Are Christchurch fibre users paying too much? Regulator eyes Enable’s profits
Thursday, 19 February 2026
Christchurch’s council-owned fibre network is earning returns above the regulator’s benchmark, raising questions about whether customers are getting their fair share of the gains.
A new report from the Commerce Commission, its first look at the profitability of regulated fibre providers, shows Enable earned returns above the benchmark in 2023 and 2024.
For Enable, which provides wholesale fibre across greater Christchurch, the regulator found its returns were 0.7 percentage points above its benchmark in 2023 and 1.48 points above in 2024. In short, its profits were higher than the level the commission sees as fair.
The watchdog says if a company’s returns stay above that benchmark for a long time, it may be earning excess profits and should share more of the gains with customers.
In Enable’s case, the commission points to two main drivers: lower day-to-day operating costs than its peers, partly attributed to a new operations support system, and lower depreciation because it assumes longer lives for key assets such as ducts and manholes.

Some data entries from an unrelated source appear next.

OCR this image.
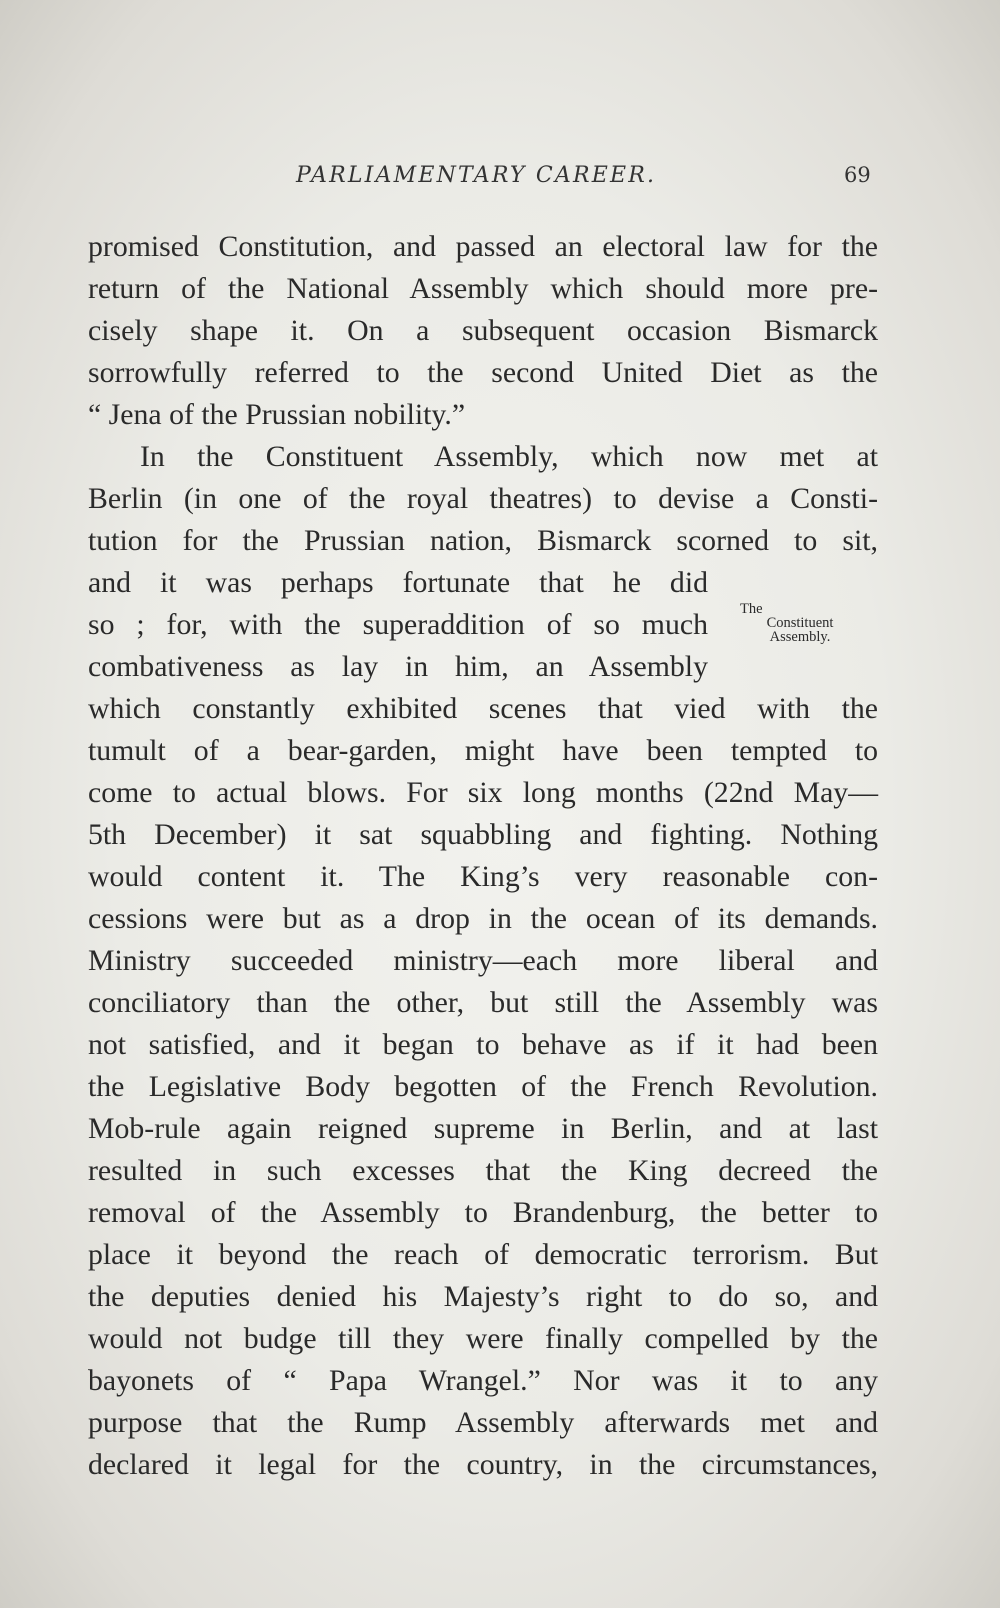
PARLIAMENTARY CAREER.	69
promised Constitution, and passed an electoral law for the
return of the National Assembly which should more pre-
cisely shape it. On a subsequent occasion Bismarck
sorrowfully referred to the second United Diet as the
“ Jena of the Prussian nobility.”
In the Constituent Assembly, which now met at
Berlin (in one of the royal theatres) to devise a Consti-
tution for the Prussian nation, Bismarck scorned to sit,
and it was perhaps fortunate that he did
so ; for, with the superaddition of so much
combativeness as lay in him, an Assembly
which constantly exhibited scenes that vied with the
tumult of a bear-garden, might have been tempted to
come to actual blows. For six long months (22nd May—
5th December) it sat squabbling and fighting. Nothing
would content it. The King’s very reasonable con-
cessions were but as a drop in the ocean of its demands.
Ministry succeeded ministry—each more liberal and
conciliatory than the other, but still the Assembly was
not satisfied, and it began to behave as if it had been
the Legislative Body begotten of the French Revolution.
Mob-rule again reigned supreme in Berlin, and at last
resulted in such excesses that the King decreed the
removal of the Assembly to Brandenburg, the better to
place it beyond the reach of democratic terrorism. But
the deputies denied his Majesty’s right to do so, and
would not budge till they were finally compelled by the
bayonets of “ Papa Wrangel.” Nor was it to any
purpose that the Rump Assembly afterwards met and
declared it legal for the country, in the circumstances,
The
Constituent
Assembly.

The watchdog says short-term outperformance from efficiency is acceptable, but if higher-than-benchmark returns persist it would expect customers to see some benefit.
The money involved is significant. Enable reported net profit after tax of $28.3 million in 2023 and $34.4m in 2024, and paid dividends of $20m in each of those years to its owner, Christchurch City Holdings Limited, the investment arm of the Christchurch City Council.
Those payouts help support the council’s budget at a time of pressure on rates and debt.
Enable also sits in the middle of Christchurch’s wider “asset recycling” debate – whether to sell or partially sell council-owned companies to free up cash for new infrastructure or to pay down debt.
In December, councillor Sam MacDonald floated a proposal to put Enable on the market, suggesting it could fetch about $1 billion.
For households, Enable’s status as a wholesale provider means its prices feed into what local retailers charge for fibre broadband.
The commission is not alleging wrongdoing and stresses that returns can move around from year to year. But it now plans to “engage with providers” to better understand both their costs and how they set prices.
The commission’s next round of engagement will now determine whether Christchurch fibre users eventually see any affect on their bills, or whether above-benchmark returns continue to flow mainly into council coffers.